Cervical Cancer; What You Must Know

One very important step that women can take toward the prevention of cervical cancer is receiving regular gynecological exams and getting Pap tests. 

Cervix, woman's reproductive organs | Cleveland Clinic


What is the cervix?

The cervix is the lower part of the womb (uterus). The uterus has 2 parts — the upper part (body) where a baby grows, and the lower part (cervix). The cervix connects the body of the uterus to the vagina (birth canal).

What is cervical cancer?

Cervical cancer, or cancer of the cervix, begins on the surface of the cervix. There are 2 main types of cancer of the cervix — squamous cell carcinomas and adenocarcinomas. About 80% to 90% are squamous cell carcinomas, while 10%-20% are adenocarcinomas.

What are the symptoms of cervical cancer?

Early stages of cervical cancer do not involve pain or other symptoms. The first identifiable symptoms of the disease are likely to include:

  • Watery or bloody vaginal discharge which may be heavy and can have a foul odor.
  • Vaginal bleeding after intercourse or exercise, between menstrual periods, or after menopause.
  • Menstrual periods that may be heavier and last longer than normal.
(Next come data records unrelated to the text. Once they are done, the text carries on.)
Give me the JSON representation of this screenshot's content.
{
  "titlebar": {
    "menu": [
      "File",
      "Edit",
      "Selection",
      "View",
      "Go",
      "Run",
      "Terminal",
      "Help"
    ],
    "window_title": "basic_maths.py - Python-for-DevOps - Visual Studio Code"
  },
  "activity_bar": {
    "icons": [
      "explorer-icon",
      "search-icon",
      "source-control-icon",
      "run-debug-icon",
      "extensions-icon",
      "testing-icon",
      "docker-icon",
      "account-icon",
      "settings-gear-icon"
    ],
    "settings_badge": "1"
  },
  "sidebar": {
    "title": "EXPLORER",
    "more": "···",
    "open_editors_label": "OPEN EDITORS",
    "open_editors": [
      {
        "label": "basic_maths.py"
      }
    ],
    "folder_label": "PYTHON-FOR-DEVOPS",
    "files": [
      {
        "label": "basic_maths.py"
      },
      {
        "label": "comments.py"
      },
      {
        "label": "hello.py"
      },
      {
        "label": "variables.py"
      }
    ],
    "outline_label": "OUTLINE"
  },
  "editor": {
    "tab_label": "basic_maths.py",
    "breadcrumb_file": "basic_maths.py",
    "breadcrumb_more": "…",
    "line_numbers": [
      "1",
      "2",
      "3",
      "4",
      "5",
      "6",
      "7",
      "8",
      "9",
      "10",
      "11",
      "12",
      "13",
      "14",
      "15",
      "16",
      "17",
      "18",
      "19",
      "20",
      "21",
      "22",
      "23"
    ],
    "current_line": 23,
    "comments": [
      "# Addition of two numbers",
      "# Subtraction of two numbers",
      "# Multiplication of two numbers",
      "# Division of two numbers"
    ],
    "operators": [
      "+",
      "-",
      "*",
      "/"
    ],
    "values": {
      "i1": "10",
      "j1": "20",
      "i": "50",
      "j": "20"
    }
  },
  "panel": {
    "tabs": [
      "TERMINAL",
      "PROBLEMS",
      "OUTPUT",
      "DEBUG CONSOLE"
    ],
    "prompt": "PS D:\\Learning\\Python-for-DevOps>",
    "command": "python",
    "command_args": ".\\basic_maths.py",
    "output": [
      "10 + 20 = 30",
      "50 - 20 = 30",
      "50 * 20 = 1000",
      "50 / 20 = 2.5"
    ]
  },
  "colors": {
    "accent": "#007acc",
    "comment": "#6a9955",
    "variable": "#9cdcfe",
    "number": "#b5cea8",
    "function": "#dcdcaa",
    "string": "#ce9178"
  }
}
If the cancer has spread to nearby tissues, symptoms may include:

  • Difficult or painful urination, sometimes with blood in urine.
  • Diarrhea, or pain or bleeding from the rectum upon defecation.
  • Fatigue, loss of weight and appetite.
  • A general feeling of illness.
  • Dull backache or swelling in the legs.

If abnormal bleeding, vaginal discharge, or any other symptoms last more than 2 weeks without explanation, you should have a complete gynecological examination that includes a Pap smear.